Rinker performs well in the US

Rinker performs well in the US
Published: 27 January 2005

Shares in Rinker Group Ltd jumped higher in early trade after the group upgraded its full year guidance on the back of solid demand and price rises for its building products. The group’s United States business Rinker Materials - which contributes about 80 per cent of group earnings and revenue - has achieved the biggest success. Rinker today said that the combination of price rises and continued strong demand for houses in the US would boost Rinker Materials’ earnings before interest and tax (EBIT) by 35 per cent for the full year ending March 31, in US dollar terms. That’s up from previous guidance of a 30 per cent rise.

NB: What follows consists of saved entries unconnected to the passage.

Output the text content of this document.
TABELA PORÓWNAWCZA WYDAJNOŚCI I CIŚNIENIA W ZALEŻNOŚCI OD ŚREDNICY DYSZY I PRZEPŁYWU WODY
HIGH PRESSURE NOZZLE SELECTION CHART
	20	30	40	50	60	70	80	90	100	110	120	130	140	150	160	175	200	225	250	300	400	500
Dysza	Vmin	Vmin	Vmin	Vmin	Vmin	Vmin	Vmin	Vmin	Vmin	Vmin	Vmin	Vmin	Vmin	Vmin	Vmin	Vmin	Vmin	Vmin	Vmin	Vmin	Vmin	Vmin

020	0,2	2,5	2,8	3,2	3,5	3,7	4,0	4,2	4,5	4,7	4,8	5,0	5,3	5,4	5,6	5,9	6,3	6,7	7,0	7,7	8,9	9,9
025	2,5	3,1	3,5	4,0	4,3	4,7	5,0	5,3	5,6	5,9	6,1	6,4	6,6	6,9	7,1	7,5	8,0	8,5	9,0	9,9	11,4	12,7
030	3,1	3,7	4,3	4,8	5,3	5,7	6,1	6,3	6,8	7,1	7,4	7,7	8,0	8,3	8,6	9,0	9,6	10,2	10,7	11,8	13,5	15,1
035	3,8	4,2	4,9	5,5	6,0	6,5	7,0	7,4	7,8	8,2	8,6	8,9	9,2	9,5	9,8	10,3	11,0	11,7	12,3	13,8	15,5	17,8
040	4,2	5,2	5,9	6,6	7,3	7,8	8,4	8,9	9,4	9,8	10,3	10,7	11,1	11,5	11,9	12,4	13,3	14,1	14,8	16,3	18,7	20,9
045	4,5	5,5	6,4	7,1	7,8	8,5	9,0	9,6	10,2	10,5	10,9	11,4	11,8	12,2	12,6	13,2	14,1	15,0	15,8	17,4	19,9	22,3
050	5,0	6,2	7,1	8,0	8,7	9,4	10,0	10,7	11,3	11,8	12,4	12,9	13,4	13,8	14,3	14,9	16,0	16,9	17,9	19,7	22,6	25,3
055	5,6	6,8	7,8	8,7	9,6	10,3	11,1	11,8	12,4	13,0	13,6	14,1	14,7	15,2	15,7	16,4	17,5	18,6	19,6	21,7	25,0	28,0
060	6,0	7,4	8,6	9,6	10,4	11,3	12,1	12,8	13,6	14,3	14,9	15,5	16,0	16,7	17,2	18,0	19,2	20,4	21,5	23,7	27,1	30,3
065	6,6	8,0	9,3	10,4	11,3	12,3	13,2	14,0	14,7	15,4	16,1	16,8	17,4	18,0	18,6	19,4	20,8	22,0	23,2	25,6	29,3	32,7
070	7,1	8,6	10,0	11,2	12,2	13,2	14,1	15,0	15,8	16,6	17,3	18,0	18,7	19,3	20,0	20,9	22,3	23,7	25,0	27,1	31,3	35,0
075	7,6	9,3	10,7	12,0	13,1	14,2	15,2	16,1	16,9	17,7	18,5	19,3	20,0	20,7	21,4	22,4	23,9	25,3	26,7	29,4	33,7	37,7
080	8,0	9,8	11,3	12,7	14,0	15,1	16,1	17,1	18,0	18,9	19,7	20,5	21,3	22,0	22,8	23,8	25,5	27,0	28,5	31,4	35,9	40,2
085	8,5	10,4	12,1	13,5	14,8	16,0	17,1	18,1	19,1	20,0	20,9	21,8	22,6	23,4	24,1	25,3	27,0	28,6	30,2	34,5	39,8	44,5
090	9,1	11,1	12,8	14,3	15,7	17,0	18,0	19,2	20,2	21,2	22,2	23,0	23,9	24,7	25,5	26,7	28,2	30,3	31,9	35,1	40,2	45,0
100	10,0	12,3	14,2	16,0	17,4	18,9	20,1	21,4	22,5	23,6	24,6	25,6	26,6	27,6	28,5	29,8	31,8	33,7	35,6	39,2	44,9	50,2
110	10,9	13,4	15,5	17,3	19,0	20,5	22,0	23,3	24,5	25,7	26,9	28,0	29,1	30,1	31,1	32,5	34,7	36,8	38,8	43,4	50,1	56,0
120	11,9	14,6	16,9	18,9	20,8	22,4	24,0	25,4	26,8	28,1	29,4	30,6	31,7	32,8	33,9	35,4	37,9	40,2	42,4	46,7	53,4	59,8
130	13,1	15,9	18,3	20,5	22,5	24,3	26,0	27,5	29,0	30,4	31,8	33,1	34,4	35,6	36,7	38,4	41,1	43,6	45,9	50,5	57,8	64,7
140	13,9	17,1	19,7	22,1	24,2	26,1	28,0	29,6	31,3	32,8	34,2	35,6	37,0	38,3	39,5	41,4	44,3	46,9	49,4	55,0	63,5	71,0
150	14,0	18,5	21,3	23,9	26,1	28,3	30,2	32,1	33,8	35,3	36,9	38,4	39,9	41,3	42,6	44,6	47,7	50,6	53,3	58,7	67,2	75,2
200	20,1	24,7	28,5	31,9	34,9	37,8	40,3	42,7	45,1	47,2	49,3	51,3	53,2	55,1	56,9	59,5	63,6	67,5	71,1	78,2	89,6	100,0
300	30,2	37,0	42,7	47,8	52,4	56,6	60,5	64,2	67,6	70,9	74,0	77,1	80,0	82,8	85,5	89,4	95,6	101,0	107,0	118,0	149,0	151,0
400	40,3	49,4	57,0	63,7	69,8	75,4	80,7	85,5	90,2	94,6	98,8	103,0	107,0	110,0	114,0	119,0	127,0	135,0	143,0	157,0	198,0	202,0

Rinker made the forecasts today as it reported its results to the end of the third quarter, beating analysts’ expectations. For the nine months to December 31, 2004, net profit was up 26 per cent to $A418m.  "It was obviously a strong result, driven by concrete and cement in Florida," UBS analyst Mark Ebbinghaus said.  For the first nine months, EBIT for Rinker Materials was up 45 per cent to $US135.3m, with particular strength in Florida, which alone accounts for more than 40 per cent of total group earnings.

"In Florida you have the advantage that there’s aggregates shortages. That just gives you pricing power," another analyst, who did not want to be named, said.  "That flows into your concrete business.  "If all the competitors have sold out, there’s no point in dropping your prices. You keep pushing the price up."

Rinker chief executive David Clarke said construction activity was now expected to slow across most of the group’s major markets.  "But we continue to expect slight incremental growth in volumes in both the US and Australia," he said in a statement.  "Further price increases are also expected during the quarter in the US and from April in Australia, aimed at offsetting more anticipated cost increases." Mr Clarke also said the acquisitions continued to be scarce, but Rinker remained on the look-out and was also considering some form of capital management. (Abstracted from Australian Associated Press report).